Was tun mit kolonialen Bibliotheksbeständen?: Ein gut gemeinter Leitfaden, der an selbstgerechter Sprache leidet

Der Deutsche Bibliotheksverband DBV hat eine Broschüre veröffentlicht: „Koloniale Kontexte in Bibliotheken“ (kostenlos beim DBV herunterzuladen). Es geht um den Umgang mit einem Teil unseres Erbes der Kolonialzeit: Romane, Berichte, Kolportagen oder Fotobände über die „Kolonien“ oder aus Kolonialkriegen. Wie sind etwa Fotobände mit „primitiv“-nackten Menschen entstanden, wie werden Bücher katalogisiert, die eventuell aus der Beute des „Boxerkriegs“ gegen China stammen, welche Bedeutung hatten sie einst, könnten sie heute haben, etwa in den Debatten um Klimawandel, Kulturkämpfe und Fluchtbewegungen.

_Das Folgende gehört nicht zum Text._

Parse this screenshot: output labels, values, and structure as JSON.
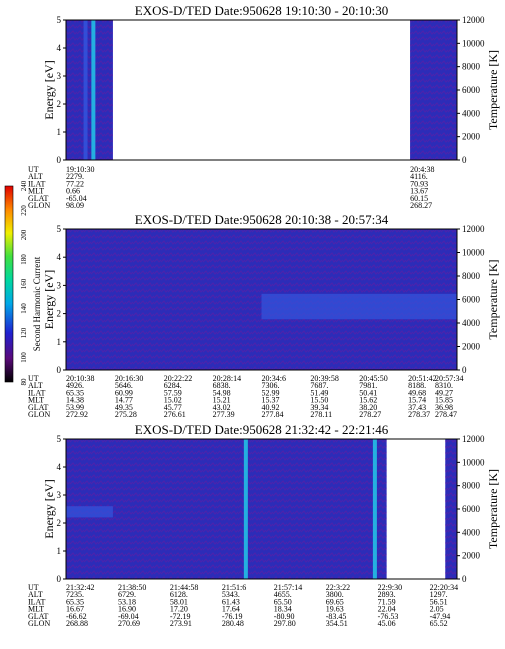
{
  "colors": {
    "background": "#2c2cb8",
    "texture": "#6a1aa0",
    "band_cyan": "#22c8e8",
    "band_blue": "#3355dd"
  },
  "colorbar": {
    "label": "Second Harmonic Current",
    "ticks": [
      "80",
      "100",
      "120",
      "140",
      "160",
      "180",
      "200",
      "220",
      "240"
    ]
  },
  "chart_data": [
    {
      "type": "heatmap",
      "title": "EXOS-D/TED   Date:950628   19:10:30 - 20:10:30",
      "ylabel": "Energy [eV]",
      "y2label": "Temperature [K]",
      "ylim": [
        0,
        5
      ],
      "y2lim": [
        0,
        12000
      ],
      "yticks": [
        "0",
        "1",
        "2",
        "3",
        "4",
        "5"
      ],
      "y2ticks": [
        "0",
        "2000",
        "4000",
        "6000",
        "8000",
        "10000",
        "12000"
      ],
      "row_labels": [
        "UT",
        "ALT",
        "ILAT",
        "MLT",
        "GLAT",
        "GLON"
      ],
      "columns": [
        {
          "values": [
            "19:10:30",
            "2279.",
            "77.22",
            "0.66",
            "-65.04",
            "98.09"
          ]
        },
        {
          "values": [
            "20:4:38",
            "4116.",
            "70.93",
            "13.67",
            "60.15",
            "268.27"
          ]
        }
      ],
      "data_segments": [
        [
          0.0,
          0.12
        ],
        [
          0.88,
          1.0
        ]
      ],
      "features": [
        {
          "kind": "vertical-line",
          "x": 0.07,
          "color": "#22c8e8"
        },
        {
          "kind": "vertical-line",
          "x": 0.05,
          "color": "#3355dd"
        }
      ]
    },
    {
      "type": "heatmap",
      "title": "EXOS-D/TED   Date:950628   20:10:38 - 20:57:34",
      "ylabel": "Energy [eV]",
      "y2label": "Temperature [K]",
      "ylim": [
        0,
        5
      ],
      "y2lim": [
        0,
        12000
      ],
      "yticks": [
        "0",
        "1",
        "2",
        "3",
        "4",
        "5"
      ],
      "y2ticks": [
        "0",
        "2000",
        "4000",
        "6000",
        "8000",
        "10000",
        "12000"
      ],
      "row_labels": [
        "UT",
        "ALT",
        "ILAT",
        "MLT",
        "GLAT",
        "GLON"
      ],
      "columns": [
        {
          "values": [
            "20:10:38",
            "4926.",
            "65.35",
            "14.38",
            "53.99",
            "272.92"
          ]
        },
        {
          "values": [
            "20:16:30",
            "5646.",
            "60.99",
            "14.77",
            "49.35",
            "275.28"
          ]
        },
        {
          "values": [
            "20:22:22",
            "6284.",
            "57.59",
            "15.02",
            "45.77",
            "276.61"
          ]
        },
        {
          "values": [
            "20:28:14",
            "6838.",
            "54.98",
            "15.21",
            "43.02",
            "277.39"
          ]
        },
        {
          "values": [
            "20:34:6",
            "7306.",
            "52.99",
            "15.37",
            "40.92",
            "277.84"
          ]
        },
        {
          "values": [
            "20:39:58",
            "7687.",
            "51.49",
            "15.50",
            "39.34",
            "278.11"
          ]
        },
        {
          "values": [
            "20:45:50",
            "7981.",
            "50.41",
            "15.62",
            "38.20",
            "278.27"
          ]
        },
        {
          "values": [
            "20:51:42",
            "8188.",
            "49.68",
            "15.74",
            "37.43",
            "278.37"
          ]
        },
        {
          "values": [
            "20:57:34",
            "8310.",
            "49.27",
            "15.85",
            "36.98",
            "278.47"
          ]
        }
      ],
      "data_segments": [
        [
          0.0,
          1.0
        ]
      ],
      "features": [
        {
          "kind": "energy-band",
          "x0": 0.5,
          "x1": 1.0,
          "e0": 1.8,
          "e1": 2.7,
          "color": "#3355dd"
        }
      ]
    },
    {
      "type": "heatmap",
      "title": "EXOS-D/TED   Date:950628   21:32:42 - 22:21:46",
      "ylabel": "Energy [eV]",
      "y2label": "Temperature [K]",
      "ylim": [
        0,
        5
      ],
      "y2lim": [
        0,
        12000
      ],
      "yticks": [
        "0",
        "1",
        "2",
        "3",
        "4",
        "5"
      ],
      "y2ticks": [
        "0",
        "2000",
        "4000",
        "6000",
        "8000",
        "10000",
        "12000"
      ],
      "row_labels": [
        "UT",
        "ALT",
        "ILAT",
        "MLT",
        "GLAT",
        "GLON"
      ],
      "columns": [
        {
          "values": [
            "21:32:42",
            "7235.",
            "65.35",
            "16.67",
            "-66.62",
            "268.88"
          ]
        },
        {
          "values": [
            "21:38:50",
            "6729.",
            "53.18",
            "16.90",
            "-69.04",
            "270.69"
          ]
        },
        {
          "values": [
            "21:44:58",
            "6128.",
            "58.01",
            "17.20",
            "-72.19",
            "273.91"
          ]
        },
        {
          "values": [
            "21:51:6",
            "5343.",
            "61.43",
            "17.64",
            "-76.19",
            "280.48"
          ]
        },
        {
          "values": [
            "21:57:14",
            "4655.",
            "65.50",
            "18.34",
            "-80.90",
            "297.80"
          ]
        },
        {
          "values": [
            "22:3:22",
            "3800.",
            "69.65",
            "19.63",
            "-83.45",
            "354.51"
          ]
        },
        {
          "values": [
            "22:9:30",
            "2893.",
            "71.59",
            "22.04",
            "-76.53",
            "45.06"
          ]
        },
        {
          "values": [
            "22:20:34",
            "1297.",
            "56.51",
            "2.05",
            "-47.94",
            "65.52"
          ]
        }
      ],
      "data_segments": [
        [
          0.0,
          0.82
        ],
        [
          0.97,
          1.0
        ]
      ],
      "features": [
        {
          "kind": "vertical-line",
          "x": 0.46,
          "color": "#22c8e8"
        },
        {
          "kind": "vertical-line",
          "x": 0.79,
          "color": "#22c8e8"
        },
        {
          "kind": "energy-band",
          "x0": 0.0,
          "x1": 0.12,
          "e0": 2.2,
          "e1": 2.6,
          "color": "#3355dd"
        }
      ]
    }
  ]
}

Trotzdem muss man leider bezweifeln, dass dieser „Leitfaden“ mit seinen vielen interessanten Informationen jemals Leitkraft entfaltet. Denn er ist durchdrungen von einem Aktivisten-Deutsch, das in diesem Buch genauso wie an vielen Universitäten als post-, anti- oder dekolonial behauptet wird, tatsächlich aber eher der Selbstbestätigung der Autoren und Autorinnen dient, die „richtige“ Sache zu vertreten. Aus dieser Sicht sind die gigantischen Wissensdokumentationen in Archiven, Museen und Bibliotheken durchweg von illegitimen, kolonialen und postkolonialen Machtansprüchen „des Westens“ korrumpiert.

Was genau soll der Globale Norden sein?

Also wird behauptet, dass, Zitat: „Definitions- und Kategorisierungsprozesse einseitig vom ‚Globalen Norden‘ angestoßen wurden und den ‚Globalen Süden‘ als Wissensobjekt darstellten“. Doch wozu gehörten und gehören Russland, Sibirien und China, das Osmanische Reich, die Ausbeutung der Sami, Süd-Italiens oder Irlands, das mit Sklavenhandel mächtig gewordene westafrikanische Königreich Benin? Und lange schon hat die ethnologische Forschung herausgearbeitet, wie intensiv scheinbar unterworfene Gesellschaften Afrikas, Asiens, Australiens, Europas, Süd- und Nordamerikas und des Pazifik ihre Interessen verfochten, durchaus mitbestimmen, was wichtig und unwichtig ist.

Der Leitfaden sollte trotzdem nachdenklich machen. Es gibt so vieles, was dekolonisierend zu bedenken ist. So findet die Digitalisierung des Wissens der Welt meistens in lateinischen Schriftzeichen statt. Schon die arabische Schrift wird bisher zu wenig erfasst, ganz zu schweigen von Pali, Hebräisch, Thai etc. Die Schrift der Wissenserfassung ist aber gerade im anbrechenden KI-Zeitalter selbst ein Machtmittel.